July 27, 2023
by Jesse Harris, Digital Marketing Coordinator, ACD/Labs
Software and data are rapidly changing the field of chemistry. Between advanced analytical data processing tools, machine learning algorithms, and automation, research done at state-of-the-art facilities has changed substantially in the last 30 years. Pharmaceutical companies and chemical manufacturers are looking for ways to improve the efficiency of their research using technology.
As industry stays at the cutting edge of technology, has academia kept up? In most cases, the answer is “no”. Chemistry education today often looks the same as it did 10, 20, or even 30 years ago. While the fundamentals of science are as important as ever, students also need to develop a broad technological skillset to help them meet the needs of industry. This includes experience with:
- Managing chemical data
- Working with machine learning and automation
- Practicing green chemistry
Managing Chemical Data—Moving Beyond Microsoft
All labs must efficiently collect, manage, access, and store data. 92% of respondents to our 2022 Analytical Data Management Report said they need analytical data on a daily basis, but 68% said that data was difficult to access and share. Where is this data being stored? 80% of respondents said they use Microsoft applications. These applications weren’t designed for chemistry data, making it time-consuming for scientists to collect, interpret, and share that data.
Many research organizations are improving efficiency by adopting analytical data management systems or cloud-based solutions. When data is easily accessible across an organization, chemists can review each other’s experiment data to uncover insights.
To prepare for industry-level pharmaceutical and chemical research laboratories, students must learn to manage analytical data outside of Excel spreadsheets and Word documents. Universities can offer students this experience by deploying chemistry software, cloud-based applications, and analytical data management systems that are user-friendly and support better productivity.
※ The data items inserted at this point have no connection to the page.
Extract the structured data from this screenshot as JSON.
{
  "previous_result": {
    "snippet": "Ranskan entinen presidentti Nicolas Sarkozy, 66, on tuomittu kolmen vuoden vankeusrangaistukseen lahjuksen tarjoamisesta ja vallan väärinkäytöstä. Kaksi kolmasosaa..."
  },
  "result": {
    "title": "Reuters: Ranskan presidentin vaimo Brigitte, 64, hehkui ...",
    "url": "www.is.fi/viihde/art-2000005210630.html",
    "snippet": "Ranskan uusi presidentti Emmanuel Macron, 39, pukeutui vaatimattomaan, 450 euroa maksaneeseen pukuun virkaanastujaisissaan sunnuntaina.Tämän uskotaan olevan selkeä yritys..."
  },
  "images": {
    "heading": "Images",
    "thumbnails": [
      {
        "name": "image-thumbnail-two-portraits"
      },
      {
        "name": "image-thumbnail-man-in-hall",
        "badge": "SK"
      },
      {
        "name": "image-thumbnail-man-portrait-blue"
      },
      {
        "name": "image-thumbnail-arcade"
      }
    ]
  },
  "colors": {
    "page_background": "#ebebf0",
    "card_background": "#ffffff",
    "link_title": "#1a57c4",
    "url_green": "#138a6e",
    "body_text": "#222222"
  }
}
Introducing Students to Data Science, Machine Learning, and Automation
Machine learning and data science are already impacting lab workflows, and this will only grow in the years ahead. Data science is one of the most in-demand skills for students graduating from universities, and many companies are already using artificial intelligence to support drug discovery.
However, there is no ChatGPT for chemistry. The machine learning and data science models used in the pharmaceutical and chemical industries are not plug-and-play tools. They need a steady diet of high-quality information to be valuable. Students should learn about the importance of digitalizing and harmonizing analytical data to supply machine learning and data science applications with the reliable data they need to deliver actionable insights.
Automation is another growing trend in the pharmaceutical and chemical industries. Researchers can use automation to eliminate or simplify the most tedious and time-consuming lab workflows. While students need to be familiar with each step in their laboratory workflows, they should also learn about the hardware and software involved in automation. For example, high throughput experimentation (HTE) is a type of chemistry where many small-scale reactions run in parallel. This includes adding reagents to the wells of a plate, performing a chemical conversion, and analyzing the results. HTE is done with the help of robots and software such as Katalyst D2D. Experience with these tools will help enable the automated labs of the future.
In addition to preparing students for the workforce, this also allows the students to spend less time measuring out reagents or cleaning glassware. That time can be spent completing more experiments, interpreting their results, or engaging with the scientific literature.
Green Chemistry Technology and Chemistry Education
Fighting climate change and environmental degradation are some of the most pressing concerns for the 21st century. Between petrochemicals, plastics, and pesticides, chemists have a massive environmental impact. Chemical synthesis often has an enormous carbon footprint, as exemplified by the pharmaceutical industry, which is more emissions-intensive than the automotive industry.
If we want the world to be habitable in the future, today’s students need to learn and adopt the principles of green chemistry and understand how they can be implemented. Use of predictive software can help reduce the number of experiments that need to be run, saving considerable resources and reducing waste.
Method Selection Suite is an excellent example of this. Chromatographic methods often require many experiments, leading to massive volumes of waste solvents. Method Selection Suite helps chemists efficiently explore a wide range of solvents to help uncover the methods without mindless trial-and-error. Not only that, it is also helpful for finding methods that avoid using environmentally hazardous solvents.
Students can also practice using chemical property predictors. Tools such as Tox Suite allow chemists to use chemical structures to predict aquatic toxicity, mutagenicity, hERG inhibition, and more. Familiarity with this type of software will help chemists think deeply about environmental impact and will help them develop safer products in the future.
Chemistry Education and the Future
Chemists will probably always need to learn fundamental laboratory skills. Hands-on experience measuring reagents, running reactions, and performing extractions is foundational for understanding chemistry.
But while these legacy techniques are still essential, more is needed. Today’s chemistry education must be preparing students for the coming wave of digital innovation and be equipped to meet the needs of society. Providing access to chemistry software is one of the best ways to meet these objectives.